The internal conflict within the AFL-CIO on how to preserve and create good union jobs during the transition from a fossil-fuel economy to one based on renewable sources threatens to paralyze organized labor for decades to come. Over time, more sustainable jobs would be created through renewable energy and infrastructure projects. This argument is well advocated by the Labor Network for Sustainability, whose position papers can be found at labor4sustainability.org.

 

However, leaders of building trades unions remain skeptical, and not without reason. Obama’s promises of a broad Green Jobs program were not fulfilled during his administration, and Trump’s empty promises of millions of jobs in the coal, oil, and energy transportation industries attract many of its members. The larger number of dispersed jobs that would be created by moving toward a sustainable economy seem hard for unions to organize and may often be held by undocumented laborers.

 

This internal conflict within labor over DAPL reveals a fault line between divergent conceptions of the political role of organized labor.
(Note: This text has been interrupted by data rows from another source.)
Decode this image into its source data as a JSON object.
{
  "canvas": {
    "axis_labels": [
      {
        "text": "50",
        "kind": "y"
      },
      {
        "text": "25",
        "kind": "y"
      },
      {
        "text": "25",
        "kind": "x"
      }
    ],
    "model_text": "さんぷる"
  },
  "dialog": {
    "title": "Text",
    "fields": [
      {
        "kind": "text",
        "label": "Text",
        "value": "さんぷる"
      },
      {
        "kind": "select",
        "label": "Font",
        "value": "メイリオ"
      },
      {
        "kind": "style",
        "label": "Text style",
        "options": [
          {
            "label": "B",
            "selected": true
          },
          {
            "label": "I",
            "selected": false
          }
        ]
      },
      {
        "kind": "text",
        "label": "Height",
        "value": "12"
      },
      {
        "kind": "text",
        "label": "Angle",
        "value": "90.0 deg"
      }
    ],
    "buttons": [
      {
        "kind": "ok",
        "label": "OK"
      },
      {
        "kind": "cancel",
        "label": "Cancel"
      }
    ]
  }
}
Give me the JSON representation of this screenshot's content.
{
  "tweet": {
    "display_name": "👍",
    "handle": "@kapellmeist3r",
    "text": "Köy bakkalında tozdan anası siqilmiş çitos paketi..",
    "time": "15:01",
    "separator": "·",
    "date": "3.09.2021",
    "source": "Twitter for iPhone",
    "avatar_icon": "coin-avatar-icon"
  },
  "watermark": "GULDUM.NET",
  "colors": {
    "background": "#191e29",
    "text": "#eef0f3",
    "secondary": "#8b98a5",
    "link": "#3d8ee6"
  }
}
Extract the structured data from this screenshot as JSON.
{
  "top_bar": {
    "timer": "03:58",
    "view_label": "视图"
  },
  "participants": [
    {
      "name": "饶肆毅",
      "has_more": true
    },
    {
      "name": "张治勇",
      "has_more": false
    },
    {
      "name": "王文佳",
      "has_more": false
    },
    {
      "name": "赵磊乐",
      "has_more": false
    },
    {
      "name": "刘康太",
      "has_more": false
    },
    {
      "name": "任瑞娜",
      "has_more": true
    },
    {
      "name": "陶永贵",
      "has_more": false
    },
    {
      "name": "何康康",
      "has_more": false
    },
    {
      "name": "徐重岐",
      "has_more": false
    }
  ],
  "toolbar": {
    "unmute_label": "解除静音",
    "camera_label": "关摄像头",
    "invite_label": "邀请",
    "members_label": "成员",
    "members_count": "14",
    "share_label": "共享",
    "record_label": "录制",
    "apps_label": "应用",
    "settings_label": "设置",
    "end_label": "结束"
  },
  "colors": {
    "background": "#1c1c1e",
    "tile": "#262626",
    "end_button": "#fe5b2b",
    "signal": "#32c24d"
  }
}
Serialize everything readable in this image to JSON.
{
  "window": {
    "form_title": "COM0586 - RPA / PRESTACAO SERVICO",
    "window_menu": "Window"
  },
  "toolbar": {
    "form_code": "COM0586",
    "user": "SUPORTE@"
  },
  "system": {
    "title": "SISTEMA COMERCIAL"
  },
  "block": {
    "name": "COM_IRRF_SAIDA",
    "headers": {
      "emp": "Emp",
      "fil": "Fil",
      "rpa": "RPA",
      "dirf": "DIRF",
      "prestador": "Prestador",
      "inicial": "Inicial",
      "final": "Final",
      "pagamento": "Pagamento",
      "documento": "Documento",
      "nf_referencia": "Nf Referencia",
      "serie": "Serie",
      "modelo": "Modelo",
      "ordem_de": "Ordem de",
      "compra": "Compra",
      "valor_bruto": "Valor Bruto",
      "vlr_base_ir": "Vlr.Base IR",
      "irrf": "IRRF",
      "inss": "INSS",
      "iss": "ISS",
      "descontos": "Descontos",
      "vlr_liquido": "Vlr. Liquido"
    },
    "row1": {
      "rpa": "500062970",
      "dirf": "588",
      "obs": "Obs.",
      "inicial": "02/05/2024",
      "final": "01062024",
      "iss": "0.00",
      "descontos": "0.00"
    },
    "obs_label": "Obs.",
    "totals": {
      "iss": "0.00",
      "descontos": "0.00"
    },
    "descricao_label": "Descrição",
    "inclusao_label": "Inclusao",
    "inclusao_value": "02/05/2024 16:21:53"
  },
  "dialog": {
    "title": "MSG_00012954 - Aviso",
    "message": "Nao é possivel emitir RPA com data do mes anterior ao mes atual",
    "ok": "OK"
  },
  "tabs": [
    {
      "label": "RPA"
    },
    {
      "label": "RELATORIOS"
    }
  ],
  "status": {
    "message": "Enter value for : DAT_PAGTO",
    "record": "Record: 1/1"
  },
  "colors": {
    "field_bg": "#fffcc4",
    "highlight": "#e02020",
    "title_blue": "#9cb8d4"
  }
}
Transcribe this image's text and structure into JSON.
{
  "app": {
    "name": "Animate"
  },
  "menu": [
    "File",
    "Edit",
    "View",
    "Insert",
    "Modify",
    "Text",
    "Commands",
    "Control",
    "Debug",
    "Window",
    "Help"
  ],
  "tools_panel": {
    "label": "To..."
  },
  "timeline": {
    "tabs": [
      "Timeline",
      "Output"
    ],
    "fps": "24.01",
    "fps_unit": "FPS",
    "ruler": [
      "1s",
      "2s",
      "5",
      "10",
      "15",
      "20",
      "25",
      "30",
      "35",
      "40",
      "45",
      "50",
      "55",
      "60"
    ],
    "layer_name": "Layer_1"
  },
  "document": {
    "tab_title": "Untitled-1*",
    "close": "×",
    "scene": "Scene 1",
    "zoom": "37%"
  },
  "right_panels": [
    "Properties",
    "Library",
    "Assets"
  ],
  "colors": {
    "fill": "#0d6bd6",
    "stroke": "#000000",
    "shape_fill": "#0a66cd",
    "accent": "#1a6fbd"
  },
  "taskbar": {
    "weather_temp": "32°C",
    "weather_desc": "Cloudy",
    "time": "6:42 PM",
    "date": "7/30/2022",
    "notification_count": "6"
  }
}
This rift continues and threatens to paralyze effective resistance by organized labor to Trump’s virulently anti-union and anti-people agenda. Will organized labor, and specifically the leadership of the AFL-CIO, join the common front against the right-wing coup or will it not? The AFL-CIO constituency groups and progressive union leaders want to align organized labor with a broad social movement for economic and climate justice. If labor solidarity and climate justice are able to merge in a single movement, workers and the planet have a fighting chance. If not, the remnants of organized labor may disappear even faster than the melting glaciers.

Paul Garver is a retired labor organizer and founding member of DSA. As a member of the Pittsburgh New American Movement’s People’s Power Project, he helped establish the Pennsylvania Alliance for Jobs and Energy.